Advanced Materials

The search for new materials with interesting physical properties is a wide-open and exciting domain of condensed matter physics.

Nature has found innumerable ways to arrange atoms and molecules into structures that have fascinating emergent properties. An example is multi-ferroic materials that have simultaneous ferroelectric and ferromagnetic ordering. Such materials have magnetization that can be controlled by electric fields, and dielectric properties that can be influenced by magnetic fields.

The discovery and development of advanced materials like this is one of the chief objectives of CNAM. Many CNAM scientists are involved in a very active NSF-supported Materials Research Science and Engineering Center (MRSEC) here at the University of Maryland. This Center explores the basic physics, materials physics, and applications of novel materials, including properties of materials at the nano-scale.

Nanophysics

In 1959, Richard Feynman delivered a lecture entitled “There's Plenty of Room at the Bottom.” In that lecture he pointed out that the science and technology of the 20th century was generally dwelling on the features of matter at the macroscopic scale, and there were many factors of 10 smaller entities that could be explored and eventually utilized for technological purposes.

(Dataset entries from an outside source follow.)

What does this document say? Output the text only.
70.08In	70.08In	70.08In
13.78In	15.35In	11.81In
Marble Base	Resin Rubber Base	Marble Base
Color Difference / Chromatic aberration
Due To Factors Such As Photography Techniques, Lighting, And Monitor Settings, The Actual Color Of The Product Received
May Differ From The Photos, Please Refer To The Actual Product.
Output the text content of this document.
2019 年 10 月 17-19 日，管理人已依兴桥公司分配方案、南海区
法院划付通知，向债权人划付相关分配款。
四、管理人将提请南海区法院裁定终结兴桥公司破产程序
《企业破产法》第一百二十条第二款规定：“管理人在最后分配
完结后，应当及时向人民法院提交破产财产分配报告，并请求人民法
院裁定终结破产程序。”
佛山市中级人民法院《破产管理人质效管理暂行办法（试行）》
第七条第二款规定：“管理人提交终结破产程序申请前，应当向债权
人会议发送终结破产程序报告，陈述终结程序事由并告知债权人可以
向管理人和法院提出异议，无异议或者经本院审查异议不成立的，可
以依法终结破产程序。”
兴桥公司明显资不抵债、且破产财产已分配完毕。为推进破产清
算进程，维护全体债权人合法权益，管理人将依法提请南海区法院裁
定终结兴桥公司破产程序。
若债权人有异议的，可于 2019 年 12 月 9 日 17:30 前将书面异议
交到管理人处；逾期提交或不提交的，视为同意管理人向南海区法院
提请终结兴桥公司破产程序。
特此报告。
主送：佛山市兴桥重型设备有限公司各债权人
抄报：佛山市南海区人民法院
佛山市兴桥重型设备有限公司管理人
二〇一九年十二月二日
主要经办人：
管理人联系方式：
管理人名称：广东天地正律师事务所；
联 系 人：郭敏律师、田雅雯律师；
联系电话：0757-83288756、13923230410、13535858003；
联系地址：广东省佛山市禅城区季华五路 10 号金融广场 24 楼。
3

We are now engaged in that exploration of physical properties of matter leading down to the scale of single atoms. The physics of the very small is what we call Nanophysics.

As objects get smaller, their quantum mechanical properties become more prominent. small grapheneThey also display properties that are sometimes governed by the position or motion of a single atom or electron.

These situations produce qualitatively new physical properties, as well as unique opportunities for novel and potentially disruptive technologies.

Our Center has broad and comprehensive talent to understand nanophysics through both theory and experiment.

QMC scientists are actively engaged in nanoparticle synthesis and physical property measurement, surface physics, molecular electronics, as well as nanotube and graphene physics.